Se il bambino soffre della forma a placche, che è quella più comune, il quadro clinico è comunque più sfumato rispetto a quello degli adulti: sulla pelle compaiono chiazze meno squamose, di piccole dimensioni e meno spesse. A differenza della psoriasi guttata che può risolversi dopo un singolo episodio, la forma di psoriasi a placche, può ripresentarsi più volte negli anni della crescita e in età adulta. “La psoriasi è una patologia cronica”, spiega l’esperta. “Situazioni o eventi molto stressanti possono scatenare recidive nel tempo o causare un peggioramento della psoriasi in corso”.

Come si riconosce?

Nell’adulto la psoriasi può coinvolgere qualsiasi zona del corpo ma generalmente colpisce i gomiti, le ginocchia, il cuoio capelluto e la regione sacrale; nel bambino il disturbo può interessare l’area del pannolino, il viso e le palpebre, la regione retro-auricolare (la cute dietro le orecchie) e l’ombelico. “Le chiazze si presentano spesso in assenza di sintomi, ma soprattutto in età pediatrica possono associarsi a un fastidioso prurito”, dice la dottoressa Oranges.

Se invece il disturbo colpisce le articolazioni, si parla di artrite psoriasica, che è più frequentemente presente nei pazienti adulti piuttosto che nei bambini. Spesso in questo caso la psoriasi si presenta anche a livello delle unghie e può coinvolgere un numero variabile di articolazioni.

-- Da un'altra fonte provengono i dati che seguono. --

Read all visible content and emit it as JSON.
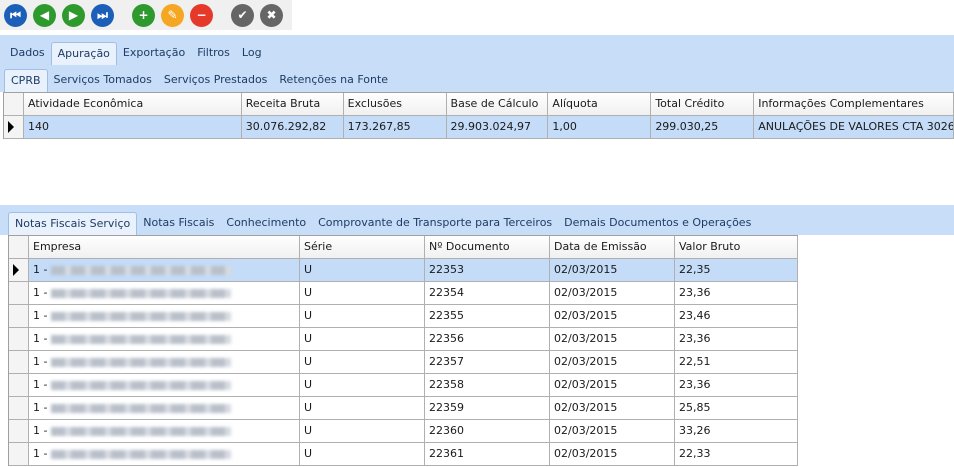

La psoriasi dell’area del pannolino

La psoriasi può colpire anche i più piccoli, prima del secondo compleanno. In questo caso si parla di “psoriasi dell’area del pannolino”, poiché questa forma coinvolge la zona inguinale, il pube, la regione ano-genitale e i glutei. “Il disturbo si manifesta con chiazze eritematose rilevate, mentre la componente squamosa – tipica della psoriasi in età adulta – non è presente”, spiega l’esperta. “La psoriasi dell’area del pannolino può manifestarsi con lesioni simili ad altri disturbi cutanei, come dermatiti irritative, candidosi, dermatite seborroica e altre condizioni più rare”.

Quali trattamenti per i piccoli?

Se il bambino soffre di psoriasi a placche, quali cure sono necessarie? “La psoriasi in età pediatrica si presenta più spesso in forma lieve e può quindi essere gestita con terapie locali a base di emollienti, corticosteroidi, cheratolitici, vitamina D e inibitori della calcineurina, prescritti dal medico che ha in cura il bambino”, dice la dottoressa Oranges. “In alcuni casi può essere necessario il ricorso a terapie sistemiche per periodi brevi o lunghi, in relazione al quadro clinico. Ogni cura deve essere effettuata seguendo scrupolosamente le indicazioni ricevute dal proprio medico”.

Le attenzioni per l’igiene quotidiana

Se il bimbo soffre di psoriasi sono necessari accorgimenti particolari per prendersi cura della sua pelle in occasione dell’igiene quotidiana e del bagnetto? “Per il bagno è buona norma utilizzare prodotti detergenti appositamente testati, che non contengano profumi e sostanze potenzialmente irritanti o allergizzanti”, sottolinea Teresa Oranges. “Mantenere la pelle del bambino ben idratata, usando prodotti adeguati, può essere di supporto alla terapia medica”.

Durante la stagione estiva, un aiuto può arrivare anche dal sole, proprio come accade per altri disturbi della pelle, come la dermatite atopica. “L’esposizione alla luce solare può essere benefica, purché avvenga in modo graduale, evitando le ore centrali della giornata e proteggendo la cute con prodotti adeguati”, conclude l’esperta.